Em 23.07.2020, o Mm.º Juiz de Instrução Criminal proferiu decisão instrutória e manteve a prisão preventiva a que o arguido AA já se encontrava sujeito (fls. 29996 a 30051).

Em 03.08.2020, o arguido veio arguir a nulidade da decisão instrutória (fls. 30059) e simultaneamente interpor recurso da mesma (fls. 30060 a 30064).

Em 13.08.2020, por despacho de fls. 30067 a 30081, foram indeferidas as nulidades arguidas e não foi admitido o recurso interposto pelo arguido.

Da não admissão do recurso foi apresentada reclamação junto do Tribunal da Relação de Lisboa, que decidiu pelo indeferimento da reclamação (fls. 30236 a 30239).

Foi apresentado pedido de incidente de recusa de Juiz (do TCIC) – fls. 30089/30090, pelo arguido AA. O Mm.º Juiz pronunciou-se, cfr. fls. 30096 a 30098, e por acórdão do Tribunal da Relação de Lisboa, foi indeferido o pedido de recusa (fls. 30188 a 30201)

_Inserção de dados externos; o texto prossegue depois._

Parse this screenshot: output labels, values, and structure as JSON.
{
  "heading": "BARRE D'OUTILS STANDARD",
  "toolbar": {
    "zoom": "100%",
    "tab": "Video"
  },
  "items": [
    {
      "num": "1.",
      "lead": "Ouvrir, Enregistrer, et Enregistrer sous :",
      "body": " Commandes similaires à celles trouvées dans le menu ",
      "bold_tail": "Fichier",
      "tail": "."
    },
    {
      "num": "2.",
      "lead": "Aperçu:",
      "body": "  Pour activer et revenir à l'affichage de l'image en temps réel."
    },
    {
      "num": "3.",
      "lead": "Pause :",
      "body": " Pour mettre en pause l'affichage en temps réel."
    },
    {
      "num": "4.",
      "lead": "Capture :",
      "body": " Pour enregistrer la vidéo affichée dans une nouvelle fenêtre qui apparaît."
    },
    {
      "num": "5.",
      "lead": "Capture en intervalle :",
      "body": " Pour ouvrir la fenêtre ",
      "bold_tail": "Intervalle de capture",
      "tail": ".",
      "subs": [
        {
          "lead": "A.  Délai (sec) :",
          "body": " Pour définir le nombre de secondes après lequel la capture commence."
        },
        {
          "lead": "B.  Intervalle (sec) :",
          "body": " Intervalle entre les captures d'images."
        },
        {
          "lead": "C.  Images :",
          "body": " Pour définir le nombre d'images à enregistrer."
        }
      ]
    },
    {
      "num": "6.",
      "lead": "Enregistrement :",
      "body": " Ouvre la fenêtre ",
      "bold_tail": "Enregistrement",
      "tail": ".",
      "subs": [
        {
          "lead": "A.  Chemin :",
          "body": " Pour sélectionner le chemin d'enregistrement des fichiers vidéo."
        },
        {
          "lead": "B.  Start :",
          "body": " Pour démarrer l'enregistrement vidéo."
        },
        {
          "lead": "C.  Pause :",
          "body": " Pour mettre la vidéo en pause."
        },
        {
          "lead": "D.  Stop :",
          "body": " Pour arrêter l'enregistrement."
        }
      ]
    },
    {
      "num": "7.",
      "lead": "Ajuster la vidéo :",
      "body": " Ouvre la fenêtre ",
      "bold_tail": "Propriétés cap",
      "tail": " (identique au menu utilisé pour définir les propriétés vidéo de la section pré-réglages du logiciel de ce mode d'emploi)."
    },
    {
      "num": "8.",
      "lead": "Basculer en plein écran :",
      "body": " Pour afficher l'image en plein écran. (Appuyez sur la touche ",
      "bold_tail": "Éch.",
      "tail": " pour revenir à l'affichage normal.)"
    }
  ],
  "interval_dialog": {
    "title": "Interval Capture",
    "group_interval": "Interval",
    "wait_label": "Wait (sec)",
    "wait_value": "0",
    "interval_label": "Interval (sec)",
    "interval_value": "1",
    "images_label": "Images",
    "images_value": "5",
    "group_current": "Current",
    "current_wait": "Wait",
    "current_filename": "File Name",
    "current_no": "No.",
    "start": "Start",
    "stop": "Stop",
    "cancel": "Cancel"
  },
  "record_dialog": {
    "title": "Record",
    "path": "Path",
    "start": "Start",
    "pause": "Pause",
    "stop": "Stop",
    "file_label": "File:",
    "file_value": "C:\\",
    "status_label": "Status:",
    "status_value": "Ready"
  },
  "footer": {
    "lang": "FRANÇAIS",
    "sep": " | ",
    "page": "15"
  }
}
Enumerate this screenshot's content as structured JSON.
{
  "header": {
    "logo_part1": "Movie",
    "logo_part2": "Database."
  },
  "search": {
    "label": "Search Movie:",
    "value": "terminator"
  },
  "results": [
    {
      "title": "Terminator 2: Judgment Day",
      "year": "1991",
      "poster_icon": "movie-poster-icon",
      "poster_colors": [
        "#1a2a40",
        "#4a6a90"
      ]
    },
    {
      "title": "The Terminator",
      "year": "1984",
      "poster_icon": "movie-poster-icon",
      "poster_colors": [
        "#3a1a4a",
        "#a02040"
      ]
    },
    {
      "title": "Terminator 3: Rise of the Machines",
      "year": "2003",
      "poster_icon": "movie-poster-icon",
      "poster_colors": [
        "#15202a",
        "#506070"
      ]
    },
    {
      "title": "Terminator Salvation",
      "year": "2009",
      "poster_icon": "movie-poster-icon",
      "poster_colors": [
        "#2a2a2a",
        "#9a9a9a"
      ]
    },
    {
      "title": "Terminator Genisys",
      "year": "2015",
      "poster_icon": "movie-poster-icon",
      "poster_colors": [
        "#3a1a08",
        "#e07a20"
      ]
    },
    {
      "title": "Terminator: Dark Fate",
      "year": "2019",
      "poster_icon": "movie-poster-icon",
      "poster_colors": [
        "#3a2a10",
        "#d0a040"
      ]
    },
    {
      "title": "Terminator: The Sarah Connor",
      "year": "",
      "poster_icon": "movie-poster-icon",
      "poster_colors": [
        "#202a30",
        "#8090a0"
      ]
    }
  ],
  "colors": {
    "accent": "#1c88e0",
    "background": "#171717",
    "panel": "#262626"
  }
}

Em 21.08.2020, os autos foram remetidos a este Tribunal (Juízo Central Criminal de Lisboa), tendo o processo sido recebido por este Juiz 12, e designada data para a realização da audiência de discussão e julgamento (cujo início está agendado para o próximo dia 12.11.2020) e manteve-se a prisão preventiva – cfr. fls. 30127 e 30128.

Ora, os mandados de detenção para sujeição do arguido à medida de coacção de prisão preventiva foram emitidos na sequência dos acórdãos do Tribunal da Relação de Lisboa de

11.12.2019 e de 29.04.2020, que determinaram que os autos (apenso de recurso) fossem imediatamente remetidos à 1.ª instância a fim de ser executado o julgado, considerando-se para todos os efeitos o trânsito condicional da decisão proferida, ou seja, a decisão que determinou a sujeição do arguido à medida de coacção de prisão preventiva.

O que aliás, veio a ser reiterado pelo Colendo Supremo Tribunal de Justiça por acórdão de 25.06.2020, em incidente de Habeas Corpus apresentado pelo arguido AA, decidindo que: «Os mandados de detenção foram emitidos em cumprimento de uma decisão de um Tribunal superior (acórdão com trânsito em julgado, ainda que condicional, em 29.04.2020). Ora, ao abrigo do disposto no artigo 4°, n.º 1, do Estatuto dos Magistrados Judiciais (EMJ) uma decisão proferida, em via de recurso, por um tribunal superior, transitada em julgado (ainda que condicional) e que determinou que os autos (apenso de recurso) fossem "imediatamente remetidos" à 1.ª instância "a fim de ser executado o julgado, considerando-se para todos os efeitos o trânsito condicional da decisão proferida", tem de ser cumprida pela 1.ª Instância.», no caso, pelo então, Juiz 9.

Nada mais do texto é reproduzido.